The text of those temporary regulations also serves as the text of
these proposed regulations. The preamble to the temporary regulations
explains the reasons for the modifications to the final regulations
contained in the temporary regulations.
Special Analyses
It has been determined that this notice of proposed rulemaking is
not a significant regulatory action as defined in Executive Order
12866. Therefore, a regulatory assessment is not required.

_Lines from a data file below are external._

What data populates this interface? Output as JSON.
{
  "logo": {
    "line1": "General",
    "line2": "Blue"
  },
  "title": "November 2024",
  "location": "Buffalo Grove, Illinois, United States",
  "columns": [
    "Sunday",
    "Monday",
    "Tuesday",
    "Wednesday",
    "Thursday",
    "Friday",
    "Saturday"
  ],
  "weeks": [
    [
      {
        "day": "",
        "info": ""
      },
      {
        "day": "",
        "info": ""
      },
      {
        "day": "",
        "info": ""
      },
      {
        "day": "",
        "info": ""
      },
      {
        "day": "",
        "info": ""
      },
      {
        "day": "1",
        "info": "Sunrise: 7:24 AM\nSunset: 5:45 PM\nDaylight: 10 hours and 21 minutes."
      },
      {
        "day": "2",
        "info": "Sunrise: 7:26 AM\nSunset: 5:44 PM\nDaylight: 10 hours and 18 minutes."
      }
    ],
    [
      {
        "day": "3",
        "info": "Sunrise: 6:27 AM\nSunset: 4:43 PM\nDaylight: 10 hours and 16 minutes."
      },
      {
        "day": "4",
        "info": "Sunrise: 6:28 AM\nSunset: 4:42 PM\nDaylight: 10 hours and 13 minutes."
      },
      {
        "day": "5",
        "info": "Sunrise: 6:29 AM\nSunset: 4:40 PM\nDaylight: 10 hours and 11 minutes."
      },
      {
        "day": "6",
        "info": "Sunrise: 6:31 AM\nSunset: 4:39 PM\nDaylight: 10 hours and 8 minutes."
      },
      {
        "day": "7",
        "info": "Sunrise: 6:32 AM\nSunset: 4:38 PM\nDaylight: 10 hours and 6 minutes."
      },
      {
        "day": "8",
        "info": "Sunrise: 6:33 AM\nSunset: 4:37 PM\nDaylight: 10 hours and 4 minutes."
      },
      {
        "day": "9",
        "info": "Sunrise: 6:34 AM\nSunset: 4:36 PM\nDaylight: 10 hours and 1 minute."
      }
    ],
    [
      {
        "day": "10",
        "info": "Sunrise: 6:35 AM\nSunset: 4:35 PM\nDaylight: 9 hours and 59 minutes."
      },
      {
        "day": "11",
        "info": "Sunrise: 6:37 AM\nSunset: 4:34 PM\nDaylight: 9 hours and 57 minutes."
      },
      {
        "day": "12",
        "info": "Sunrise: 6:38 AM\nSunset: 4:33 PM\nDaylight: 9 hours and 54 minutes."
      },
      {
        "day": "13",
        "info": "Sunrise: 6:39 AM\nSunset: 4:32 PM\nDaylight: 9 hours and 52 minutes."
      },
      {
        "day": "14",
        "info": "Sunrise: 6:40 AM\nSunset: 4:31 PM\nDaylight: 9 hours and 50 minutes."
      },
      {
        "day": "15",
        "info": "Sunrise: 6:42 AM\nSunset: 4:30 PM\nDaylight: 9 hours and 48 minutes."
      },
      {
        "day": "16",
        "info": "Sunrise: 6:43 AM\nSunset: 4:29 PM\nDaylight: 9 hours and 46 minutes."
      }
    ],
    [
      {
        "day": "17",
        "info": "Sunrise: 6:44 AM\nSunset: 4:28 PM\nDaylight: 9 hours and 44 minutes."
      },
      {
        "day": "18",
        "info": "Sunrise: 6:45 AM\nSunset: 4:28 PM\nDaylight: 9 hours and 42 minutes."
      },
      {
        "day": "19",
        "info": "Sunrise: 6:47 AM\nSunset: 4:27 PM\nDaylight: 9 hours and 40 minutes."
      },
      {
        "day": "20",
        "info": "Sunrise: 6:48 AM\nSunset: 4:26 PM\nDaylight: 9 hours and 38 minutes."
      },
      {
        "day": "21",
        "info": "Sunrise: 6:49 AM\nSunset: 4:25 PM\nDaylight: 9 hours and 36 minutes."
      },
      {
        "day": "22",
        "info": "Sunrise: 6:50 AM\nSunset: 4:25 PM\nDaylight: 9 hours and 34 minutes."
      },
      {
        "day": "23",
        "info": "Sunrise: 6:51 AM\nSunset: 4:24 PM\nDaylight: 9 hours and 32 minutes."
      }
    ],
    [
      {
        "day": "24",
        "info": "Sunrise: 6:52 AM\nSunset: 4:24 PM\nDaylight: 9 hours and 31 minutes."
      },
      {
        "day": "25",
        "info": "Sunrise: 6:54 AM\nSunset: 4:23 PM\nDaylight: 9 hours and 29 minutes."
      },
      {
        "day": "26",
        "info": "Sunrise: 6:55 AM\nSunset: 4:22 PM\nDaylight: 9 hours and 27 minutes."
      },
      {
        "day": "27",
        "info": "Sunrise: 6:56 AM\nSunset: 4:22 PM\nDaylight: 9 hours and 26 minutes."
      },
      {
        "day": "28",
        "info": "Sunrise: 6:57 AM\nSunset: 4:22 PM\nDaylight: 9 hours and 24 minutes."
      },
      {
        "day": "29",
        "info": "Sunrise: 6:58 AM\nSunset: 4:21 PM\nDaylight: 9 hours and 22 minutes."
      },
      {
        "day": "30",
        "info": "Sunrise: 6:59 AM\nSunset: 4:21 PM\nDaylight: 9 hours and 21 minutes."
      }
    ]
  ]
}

Further, it
is hereby certified that these proposed regulations will not have a
significant economic impact on a substantial number of small entities.

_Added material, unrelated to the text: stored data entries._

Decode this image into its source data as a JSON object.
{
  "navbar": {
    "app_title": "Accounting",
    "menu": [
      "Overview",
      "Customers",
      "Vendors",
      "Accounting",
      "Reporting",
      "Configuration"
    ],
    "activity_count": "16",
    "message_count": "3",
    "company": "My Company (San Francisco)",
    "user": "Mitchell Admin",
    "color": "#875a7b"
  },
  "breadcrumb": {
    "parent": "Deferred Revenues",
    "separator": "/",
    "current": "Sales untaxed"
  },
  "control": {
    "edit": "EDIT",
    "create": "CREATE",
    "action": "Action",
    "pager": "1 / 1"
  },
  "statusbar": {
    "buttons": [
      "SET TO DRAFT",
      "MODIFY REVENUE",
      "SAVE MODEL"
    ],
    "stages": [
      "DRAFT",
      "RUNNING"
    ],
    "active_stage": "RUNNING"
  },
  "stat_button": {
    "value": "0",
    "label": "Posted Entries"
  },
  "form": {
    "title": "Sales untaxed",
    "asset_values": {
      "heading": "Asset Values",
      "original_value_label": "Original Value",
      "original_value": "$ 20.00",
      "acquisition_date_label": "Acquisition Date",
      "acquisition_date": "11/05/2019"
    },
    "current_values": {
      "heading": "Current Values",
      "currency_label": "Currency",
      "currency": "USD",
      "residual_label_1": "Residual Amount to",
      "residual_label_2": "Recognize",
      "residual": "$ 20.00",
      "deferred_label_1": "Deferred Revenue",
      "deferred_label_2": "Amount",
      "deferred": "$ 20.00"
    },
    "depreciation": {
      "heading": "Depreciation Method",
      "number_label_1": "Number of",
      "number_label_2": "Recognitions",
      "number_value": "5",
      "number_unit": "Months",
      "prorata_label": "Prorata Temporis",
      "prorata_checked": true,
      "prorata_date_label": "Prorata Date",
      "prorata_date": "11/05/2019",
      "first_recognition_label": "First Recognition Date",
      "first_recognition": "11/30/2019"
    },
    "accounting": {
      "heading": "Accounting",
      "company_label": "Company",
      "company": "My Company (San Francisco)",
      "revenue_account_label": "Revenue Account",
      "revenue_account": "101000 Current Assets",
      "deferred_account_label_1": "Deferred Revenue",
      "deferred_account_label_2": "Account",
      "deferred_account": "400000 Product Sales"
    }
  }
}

This certification is based on the fact that these regulations do not
have a substantial economic impact because they merely provide for an
election in the context of a taxpayer that has triggered deferred gain
on subsidiary stock upon the liquidation of the subsidiary. Moreover,
the regulations apply only to transactions involving consolidated
groups which tend to be larger businesses. Accordingly, a Regulatory
Flexibility Analysis under the Regulatory Flexibility Act (5 U.S.C.

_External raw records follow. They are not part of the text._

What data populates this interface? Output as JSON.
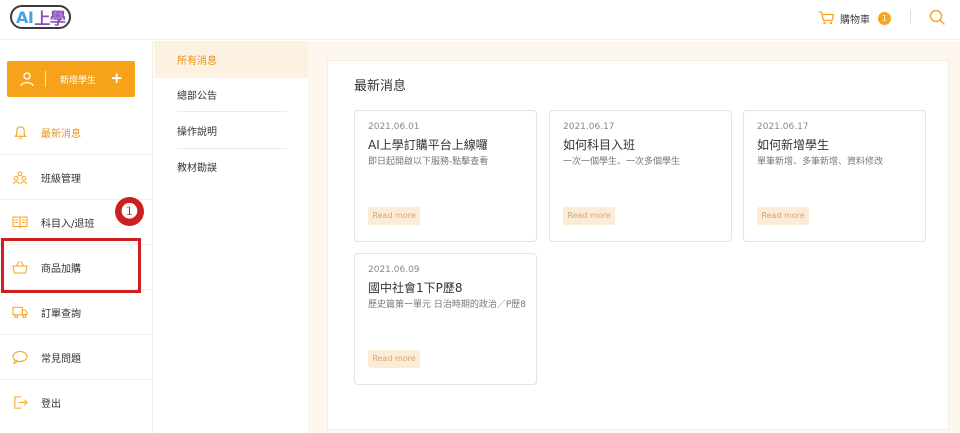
{
  "header": {
    "logo_latin": "AI",
    "logo_cn": "上學",
    "cart_label": "購物車",
    "cart_count": "1"
  },
  "sidebar": {
    "add_student_label": "新增學生",
    "add_plus": "+",
    "items": [
      {
        "label": "最新消息",
        "icon": "bell-icon",
        "active": true
      },
      {
        "label": "班級管理",
        "icon": "users-icon",
        "active": false
      },
      {
        "label": "科目入/退班",
        "icon": "book-icon",
        "active": false
      },
      {
        "label": "商品加購",
        "icon": "basket-icon",
        "active": false
      },
      {
        "label": "訂單查詢",
        "icon": "truck-icon",
        "active": false
      },
      {
        "label": "常見問題",
        "icon": "chat-icon",
        "active": false
      },
      {
        "label": "登出",
        "icon": "logout-icon",
        "active": false
      }
    ],
    "step_badge": "❶"
  },
  "submenu": {
    "items": [
      {
        "label": "所有消息",
        "active": true
      },
      {
        "label": "總部公告",
        "active": false
      },
      {
        "label": "操作說明",
        "active": false
      },
      {
        "label": "教材勘誤",
        "active": false
      }
    ]
  },
  "main": {
    "title": "最新消息",
    "cards": [
      {
        "date": "2021.06.01",
        "title": "AI上學訂購平台上線囉",
        "desc": "即日起開啟以下服務-點擊查看",
        "more": "Read more"
      },
      {
        "date": "2021.06.17",
        "title": "如何科目入班",
        "desc": "一次一個學生、一次多個學生",
        "more": "Read more"
      },
      {
        "date": "2021.06.17",
        "title": "如何新增學生",
        "desc": "單筆新增、多筆新增、資料修改",
        "more": "Read more"
      },
      {
        "date": "2021.06.09",
        "title": "國中社會1下P歷8",
        "desc": "歷史篇第一單元 日治時期的政治／P歷8",
        "more": "Read more"
      }
    ]
  },
  "colors": {
    "accent": "#f7a21b",
    "active_text": "#e8901a",
    "highlight": "#cc1f1f"
  }
}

chapter 6) is not required. Pursuant to section 7805(f) of the Code,
this notice of proposed rulemaking has been submitted to the Chief
Counsel for Advocacy of the Small Business Administration for comment
on its impact on small business.
Comments and Requests for Public Hearing
Before these proposed regulations are adopted as final regulations,
consideration will be given to any written comments (a signed original
and eight (8) copies) or electronic comments that are submitted timely
to the IRS. In addition to the specific requests for comments made
elsewhere in this preamble or the preamble to the temporary
regulations, the IRS and Treasury Department request comments on the
clarity of the proposed rules and how they can be made easier to
understand. All comments will be available for public inspection and
copying. A public hearing may be scheduled if requested in writing by
any person who timely submits written comments. If a public hearing is
scheduled, notice of the date, time and place of the hearing will be
published in the Federal Register.
[[Page 45791]]
Drafting Information
The principal author of these proposed regulations is Mary W. Lyons
of the Office of Associate Chief Counsel (Corporate). However, other
personnel from the IRS and Treasury Department participated in their
development.
List of Subjects in 26 CFR Part 1
Income taxes, Reporting and recordkeeping requirements.
Proposed Amendments to the Regulations
Accordingly, 26 CFR part 1 is proposed to be amended as follows:
PART 1--INCOME TAXES
Paragraph 1. The authority citation for part 1 continues to read in
part as follows:
Authority: 26 U.S.C. 7805 * * *
Section 1.1502-13 also issued under 26 U.S.C. 1502 * * *
Par. 2. Section 1.1502-13 is amended by revising paragraphs
(f)(5)(ii)(B) and adding paragraph (f)(5)(ii)(F) to read as follows:
Sec. 1.1502-13 Intercompany transactions.
* * * * *
(f) * * *
(5) * * *
(ii) * * *
(B)(1) [The text of the proposed amendments to Sec. 1.1502-
13(B)(1) is the same as the text of Sec. 1.1502-13T(B)(1) published
elsewhere in this issue of the Federal Register.
(2) [The text of the proposed amendments to Sec. 1.1502-13(B)(2)
is the same as the text of Sec. 1.1502-13T(B)(2) published elsewhere
in this issue of the Federal Register.
* * * * *
(F) [The text of the proposed amendments to Sec. 1.1502-13(F) is
the same as the text of Sec. 1.1502-13T(F) published elsewhere in this
issue of the Federal Register.
* * * * *
Linda E. Stiff,
Deputy Commissioner for Services and Enforcement.